Throughout history, women have overcome enormous obstacles and discrimination to achieve the success, respect and recognition that they deserve. From gaining the right to vote in 1920, to almost 60 percent of women in America participating in the workforce as of 2008, women definitely have a reason to celebrate their triumphs this month. Michiganians have paved paths for women in education, law, social services and more.
One of the most important leaders of women’s education in Michigan, Abigail Rogers has been recognized as one of the most admired women of the 19th century. Rogers and her sister Delia opened a school for women in Lansing in 1855. The Michigan Female College taught classes on both scientific and classical subjects, and by 1867, Rogers had successfully helped to educate more than a thousand women in Michigan. A pioneer of women’s education and schooling, Rogers inspired women to claim the knowledge and success that was
Hortense Canady was the first African American to be elected to the Lansing Board of Education. Canady’s leadership was key during a time when school integration was a controversial issue. She became the first executive director of the Lansing Community College Foundation and also founded Les Meres, a group focused on relationships between mothers and daughters. Canady is known internationally as president of the Delta Sigma Theta National Service Sorority, and in 2000 she was presented with the highest honor in the sorority, the Mary Church Terrell Award.
Alexa Canady, Hortense Canady’s daughter, was the first and youngest African American woman neurosurgeon in the United States. Described as disciplined and soft-spoken, Dr. Canady served as chief of neurosurgery at the Children’s Hospital in Detroit and developed a reputation for her passion for her profession. With her specialty in pediatrics, Dr. Canady has contributed greatly to the fields of neurological illness, injury and trauma in children. She was a participating member of the Michigan Head Surgery Alliance, the American Society of Pediatric Neurosurgery and the Child Abuse and Neglect Division of the Michigan State Medical Society.
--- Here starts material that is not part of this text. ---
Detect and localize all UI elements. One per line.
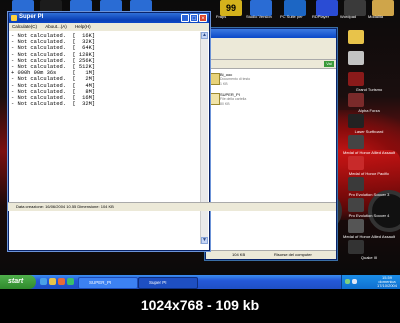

In 2000, Debbie Stabenow became the first woman from Michigan to serve in the U.S. Senate (one of only 33 women in history). She’s also the only woman in the U.S. Senate who has been voted into local office, both houses of the State Legislature, and both the U.S. House of Representatives and U.S. Senate. Stabenow currently holds the highest position occupied by any Democratic woman in the Senate.
A leader of education in Lansing, Dr. Eva Evans has held several positions in the Lansing School District, including director of elementary education and deputy superintendent of schools in charge of instruction. Evans developed groundbreaking programs like the Be a Star performing arts program, schools of choice and the 2+2+2 Program, which works with Lansing Community College (LCC) and Michigan State University (MSU) in guiding minority students into MSU’s College of Engineering. To encourage African American students to pursue careers in math and science, Evans worked with several organizations as a part of the national Partnership in Mathematics. Evans is currently the president of the LCC Foundation.
Harvard Law grad Jennifer Granholm is best known for becoming Michigan’s first female governor in 2002. But before she was governor, Granholm was a federal prosecutor in Detroit and Michigan’s first female attorney general. She also created a program to prosecute Internet criminals and founded the Michigan Mentors Program.
Georgia Johnson was the first African American medical staff member and intern at Evanston Hospital in Illinois. Johnson went on to become the second African American woman resident in internal medicine at Detroit Receiving Hospital, the chief resident of internal medicine at Wayne County Hospital and the first African American physician at Ypsilanti State Hospital. She was also the first African American woman on tenure at Michigan State University, where she co-founded a course for women in science. Johnson’s passion for fitness and competition has garnered her many awards, including four gold medals and one silver medal at the 2005 Michigan Senior Olympics.